In March 2020,  AAP’s shareholders, including Nine Entertainment and News Corp Australia said the 85-year-old institution was unsustainable and decided to pull their funding. However, at the last-minute before the service was set to close in June, AAP was bought by a consortium of impact investors and philanthropists led by Peter Tonagh, a former chief of News Corp and Foxtel.

Prior to its 2020 sale and re-launch the AAP was predominantly owned by Nine Entertainment (44.74%), and News Corp Australia (44.74%), with Seven West Media and Australian Community Media as minor shareholders.

News Corp and Nine formerly contributed in excess of $10 million annually, with minor shareholders Seven West Media and Australian Community Media contributing more that $1 million.

The new subscription agreement is the culmination of discussions between AAP and Nine spanning several weeks. The mastheads will have access to the full suite of AAP’s text content, with a capped number of images from AAP Photos per month also included.

The deal gives Nine mastheads the opportunity to explore how AAP’s content might continue to support their subscription strategy into the future.

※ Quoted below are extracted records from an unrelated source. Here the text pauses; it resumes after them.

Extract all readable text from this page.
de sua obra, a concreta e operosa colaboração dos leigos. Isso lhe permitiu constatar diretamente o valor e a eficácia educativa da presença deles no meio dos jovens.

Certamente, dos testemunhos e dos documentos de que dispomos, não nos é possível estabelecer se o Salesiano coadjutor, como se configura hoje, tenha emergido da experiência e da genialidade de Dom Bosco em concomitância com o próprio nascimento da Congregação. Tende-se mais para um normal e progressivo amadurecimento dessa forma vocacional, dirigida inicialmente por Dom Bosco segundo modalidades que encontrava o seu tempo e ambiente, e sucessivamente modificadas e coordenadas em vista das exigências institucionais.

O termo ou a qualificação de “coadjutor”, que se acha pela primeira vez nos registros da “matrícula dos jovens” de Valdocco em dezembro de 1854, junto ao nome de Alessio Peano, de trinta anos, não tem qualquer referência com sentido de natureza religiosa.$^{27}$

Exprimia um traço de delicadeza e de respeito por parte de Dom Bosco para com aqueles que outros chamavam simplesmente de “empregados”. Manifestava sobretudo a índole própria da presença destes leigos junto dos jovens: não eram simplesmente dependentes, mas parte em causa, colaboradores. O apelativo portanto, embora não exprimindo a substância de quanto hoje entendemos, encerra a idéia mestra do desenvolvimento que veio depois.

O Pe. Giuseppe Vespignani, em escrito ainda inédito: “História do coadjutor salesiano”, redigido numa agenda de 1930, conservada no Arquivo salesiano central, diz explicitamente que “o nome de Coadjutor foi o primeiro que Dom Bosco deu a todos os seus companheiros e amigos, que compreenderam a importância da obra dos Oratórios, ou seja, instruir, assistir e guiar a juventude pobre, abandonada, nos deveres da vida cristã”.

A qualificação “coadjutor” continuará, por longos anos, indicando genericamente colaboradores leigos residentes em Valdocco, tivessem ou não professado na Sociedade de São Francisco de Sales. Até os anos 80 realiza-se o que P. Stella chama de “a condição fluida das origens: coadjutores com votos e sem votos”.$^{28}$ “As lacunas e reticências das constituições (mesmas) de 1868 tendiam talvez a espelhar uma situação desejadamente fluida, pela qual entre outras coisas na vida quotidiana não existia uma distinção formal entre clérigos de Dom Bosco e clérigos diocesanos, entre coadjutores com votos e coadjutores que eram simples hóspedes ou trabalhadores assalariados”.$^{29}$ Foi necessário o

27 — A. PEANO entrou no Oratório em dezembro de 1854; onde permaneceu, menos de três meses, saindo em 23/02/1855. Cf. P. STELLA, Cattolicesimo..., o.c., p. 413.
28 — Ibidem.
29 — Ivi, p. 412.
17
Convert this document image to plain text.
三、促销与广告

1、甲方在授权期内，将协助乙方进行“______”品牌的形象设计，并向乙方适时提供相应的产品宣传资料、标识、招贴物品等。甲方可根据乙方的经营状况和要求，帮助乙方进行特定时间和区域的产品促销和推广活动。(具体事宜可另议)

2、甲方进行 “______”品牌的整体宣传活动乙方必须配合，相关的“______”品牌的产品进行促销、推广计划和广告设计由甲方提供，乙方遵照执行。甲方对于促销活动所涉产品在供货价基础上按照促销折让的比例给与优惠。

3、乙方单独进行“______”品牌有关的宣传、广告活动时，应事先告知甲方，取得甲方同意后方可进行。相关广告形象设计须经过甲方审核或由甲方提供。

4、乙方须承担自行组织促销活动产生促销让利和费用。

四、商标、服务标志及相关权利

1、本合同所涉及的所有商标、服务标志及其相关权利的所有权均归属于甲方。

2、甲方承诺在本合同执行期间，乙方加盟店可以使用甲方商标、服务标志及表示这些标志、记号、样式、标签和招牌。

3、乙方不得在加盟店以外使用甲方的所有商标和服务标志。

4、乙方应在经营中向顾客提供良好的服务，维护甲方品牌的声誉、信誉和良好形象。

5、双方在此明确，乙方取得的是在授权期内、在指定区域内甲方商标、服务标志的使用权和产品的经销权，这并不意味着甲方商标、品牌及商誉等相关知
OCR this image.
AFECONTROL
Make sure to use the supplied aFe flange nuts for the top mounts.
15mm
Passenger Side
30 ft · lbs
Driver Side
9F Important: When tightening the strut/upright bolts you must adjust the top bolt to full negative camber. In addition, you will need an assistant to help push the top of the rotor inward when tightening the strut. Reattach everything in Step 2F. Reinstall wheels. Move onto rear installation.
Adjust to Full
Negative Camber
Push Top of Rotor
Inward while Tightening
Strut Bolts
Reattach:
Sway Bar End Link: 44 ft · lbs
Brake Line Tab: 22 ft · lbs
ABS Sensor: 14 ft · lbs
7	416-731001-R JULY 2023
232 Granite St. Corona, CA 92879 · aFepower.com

AAP CEO, Lisa Davies, welcomed Nine’s publications back to the newswire and said she looked forward to seeing AAP’s journalism in some of the nation’s most-read mastheads once more.’

Davies, now CEO at AAP, was editor of Nine masthead the Sydney Morning Herald, at the time of the previously stated closure.

“AAP is a vital part of the news media landscape, aiming to complement the work of regional and metropolitan newsrooms,” she said.

Chessell noted to staffers in a memo: “How AAP’s feed might be of use will vary topic-to-topic. For instance, Business might use AAP’s market wraps, freeing up staff reporters to dig deeper on corporate and consumer news. Sport might use AAP’s match reports so our journalists can do more long reads.

“In coming days the newsrooms will get a briefing from AAP’s editor, Andrew Drummond, on their current offering, and topic editors will be given account access.

“Wire stories will be tagged so we can track performance, but they will also be included in topic TED results for the Metro mastheads, so everyone should be strategic about their use. Topic editors will be accountable for the performance of the wire stories they publish,” he said. “At the end of six months we will make an assessment of our long-term plans dependent on the audience data.”